それ故庵主様がお亡くなりになった直後に、私がその事をお知らせに上がった場合、若いわが子の心をかき乱し、混乱させるだけだとお思いになったからでございます。
しかし、このように申しますと、貴方様方は心の中で、例えいろいろな事情があって、会いにはこられなかったにしても、何らかの方法、例えば飛脚便のような方法を使ってでも、自分の生きている事くらいは知らせてくれても良かったのではないかと、お考えであろうと思います。
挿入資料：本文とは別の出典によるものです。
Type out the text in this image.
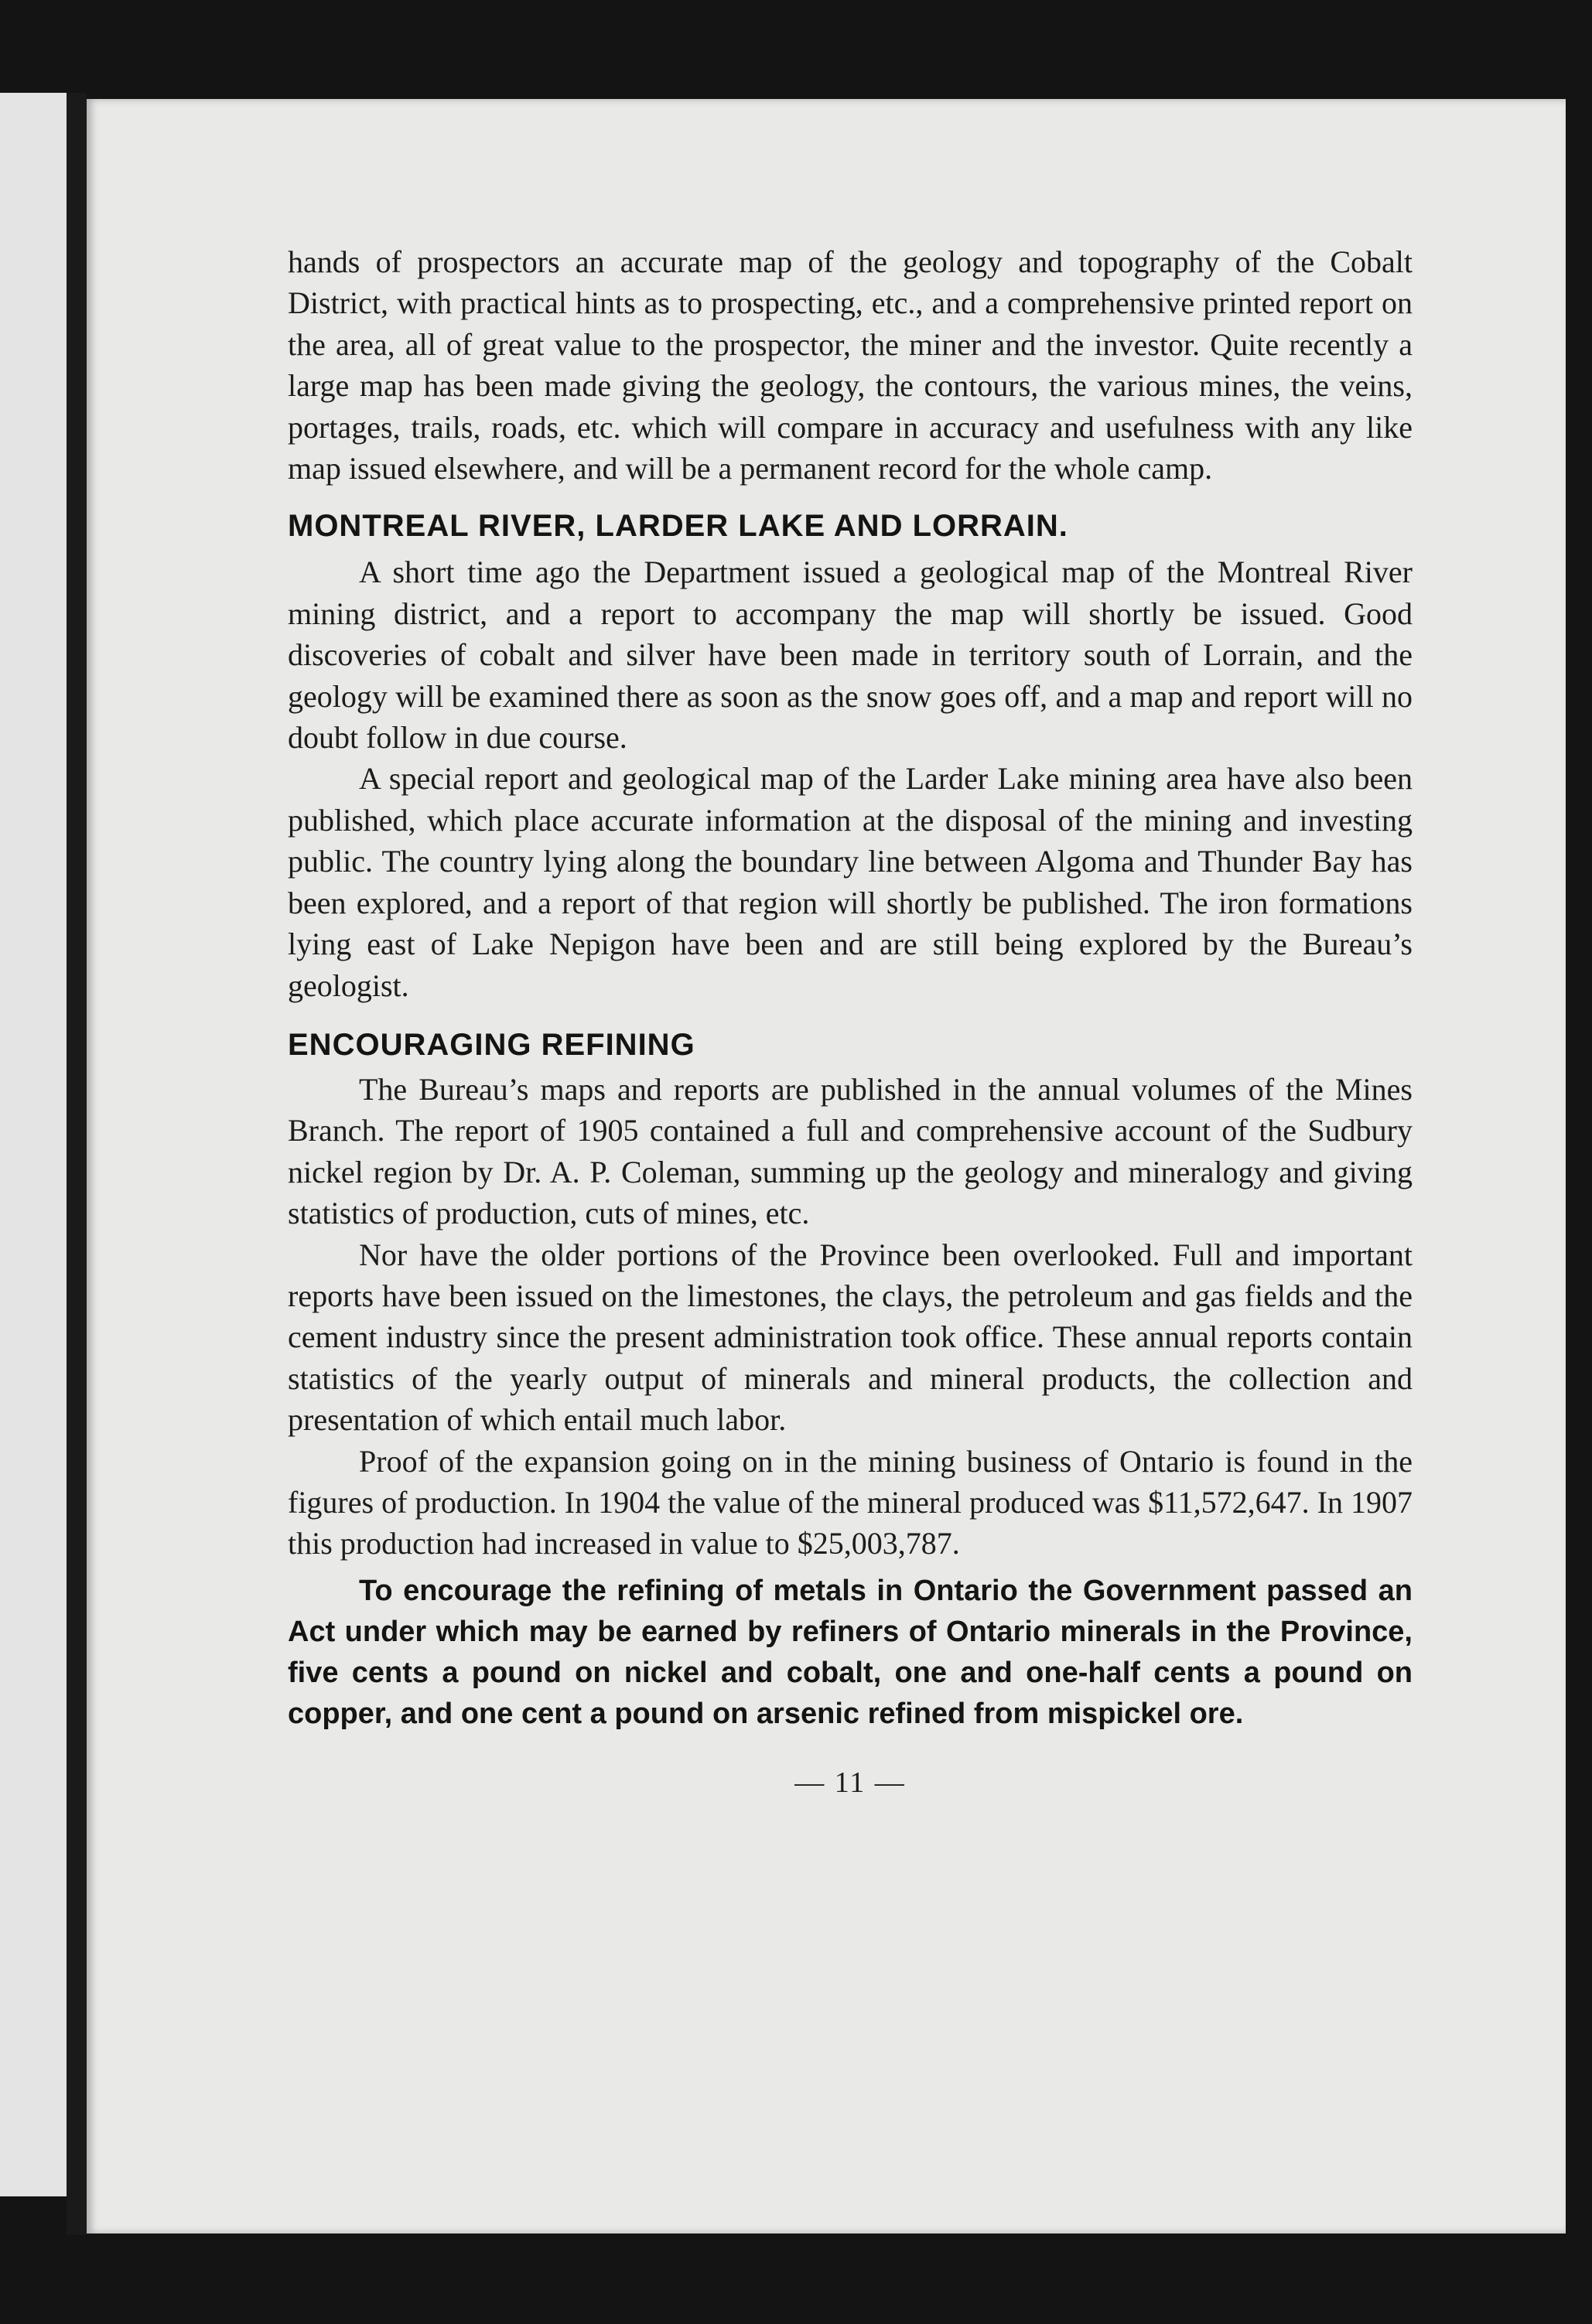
hands of prospectors an accurate map of the geology and topography of the Cobalt District, with practical hints as to prospecting, etc., and a comprehensive printed report on the area, all of great value to the prospector, the miner and the investor. Quite recently a large map has been made giving the geology, the contours, the various mines, the veins, portages, trails, roads, etc. which will compare in accuracy and usefulness with any like map issued elsewhere, and will be a permanent record for the whole camp.

MONTREAL RIVER, LARDER LAKE AND LORRAIN.

A short time ago the Department issued a geological map of the Montreal River mining district, and a report to accompany the map will shortly be issued. Good discoveries of cobalt and silver have been made in territory south of Lorrain, and the geology will be examined there as soon as the snow goes off, and a map and report will no doubt follow in due course.

A special report and geological map of the Larder Lake mining area have also been published, which place accurate information at the disposal of the mining and investing public. The country lying along the boundary line between Algoma and Thunder Bay has been explored, and a report of that region will shortly be published. The iron formations lying east of Lake Nepigon have been and are still being explored by the Bureau’s geologist.

ENCOURAGING REFINING

The Bureau’s maps and reports are published in the annual volumes of the Mines Branch. The report of 1905 contained a full and comprehensive account of the Sudbury nickel region by Dr. A. P. Coleman, summing up the geology and mineralogy and giving statistics of production, cuts of mines, etc.

Nor have the older portions of the Province been overlooked. Full and important reports have been issued on the limestones, the clays, the petroleum and gas fields and the cement industry since the present administration took office. These annual reports contain statistics of the yearly output of minerals and mineral products, the collection and presentation of which entail much labor.

Proof of the expansion going on in the mining business of Ontario is found in the figures of production. In 1904 the value of the mineral produced was $11,572,647. In 1907 this production had increased in value to $25,003,787.

To encourage the refining of metals in Ontario the Government passed an Act under which may be earned by refiners of Ontario minerals in the Province, five cents a pound on nickel and cobalt, one and one-half cents a pound on copper, and one cent a pound on arsenic refined from mispickel ore.

— 11 —
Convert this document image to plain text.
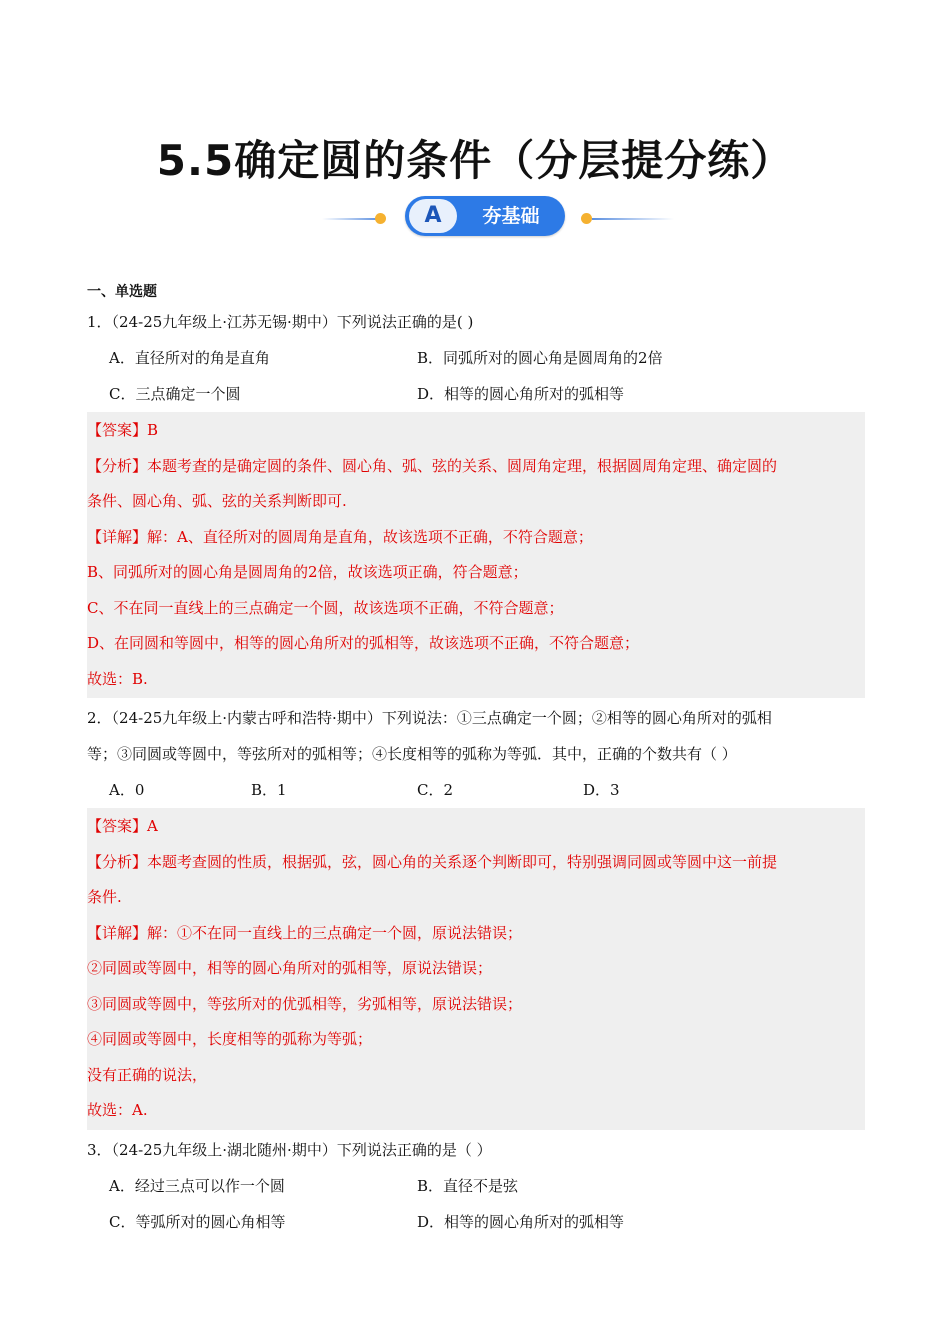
5.5确定圆的条件（分层提分练）
A	夯基础
一、单选题
1．（24-25九年级上·江苏无锡·期中）下列说法正确的是( )
A．直径所对的角是直角	B．同弧所对的圆心角是圆周角的2倍
C．三点确定一个圆	D．相等的圆心角所对的弧相等
【答案】B
【分析】本题考查的是确定圆的条件、圆心角、弧、弦的关系、圆周角定理，根据圆周角定理、确定圆的
条件、圆心角、弧、弦的关系判断即可.
【详解】解：A、直径所对的圆周角是直角，故该选项不正确，不符合题意；
B、同弧所对的圆心角是圆周角的2倍，故该选项正确，符合题意；
C、不在同一直线上的三点确定一个圆，故该选项不正确，不符合题意；
D、在同圆和等圆中，相等的圆心角所对的弧相等，故该选项不正确，不符合题意；
故选：B.
2．（24-25九年级上·内蒙古呼和浩特·期中）下列说法：①三点确定一个圆；②相等的圆心角所对的弧相
等；③同圆或等圆中，等弦所对的弧相等；④长度相等的弧称为等弧．其中，正确的个数共有（ ）
A．0	B．1	C．2	D．3
【答案】A
【分析】本题考查圆的性质，根据弧，弦，圆心角的关系逐个判断即可，特别强调同圆或等圆中这一前提
条件.
【详解】解：①不在同一直线上的三点确定一个圆，原说法错误；
②同圆或等圆中，相等的圆心角所对的弧相等，原说法错误；
③同圆或等圆中，等弦所对的优弧相等，劣弧相等，原说法错误；
④同圆或等圆中，长度相等的弧称为等弧；
没有正确的说法，
故选：A.
3．（24-25九年级上·湖北随州·期中）下列说法正确的是（ ）
A．经过三点可以作一个圆	B．直径不是弦
C．等弧所对的圆心角相等	D．相等的圆心角所对的弧相等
実際そう思われるのはごもっともな事だと思います。
確かに、庵主様が記憶を取り戻された後、そう言った事を康継殿にお知らせする方法が全くなかったわけではありませんからね。
しかしそれにもかかわらず何やかにやと理由をつけては、一日延ばしに自分が生きている事を貴方様方にお知らせすることを伸ばしておられましたのは、ここからは、私の推量でございますが、先ほど説明させて頂きましたように、庵主様の人生のある時期が、あまりにも複雑で世俗的な常識から懸け離れ過ぎているために、手紙のような一方通行的な方法で知らせたのでは、まだ若くて分別も定まっていないわが子の場合、そのような自分の(庵主様の)生き様を、きちんと理解することができず、世間体を気にする周りの人々の声に押されて、自分との(庵主様との)縁を、一方的に切られてしまうんではなかろうかと案じられたからでございます。
なにしろ、庵主様の場合は、よほどきちんと説明して、理解してもらわない限り、表面的には、世間から、指弾(つまはじきに)され、忌避(きらってさける)されても仕方がない身だと、自分で思っておれる所があったからでございます。
その為庵主様としては直接会ってその時の事情を詳しく説明し、理解してもらい、何の蟠り(わだかまり)もない状態で親子の対面を果たしたいとお考えになっていたようでございます。
従って悩み、躊躇い(ためらい)ながら、貴方様方とお会いになる時期をお探しになっていらっしゃったように思うのでございます。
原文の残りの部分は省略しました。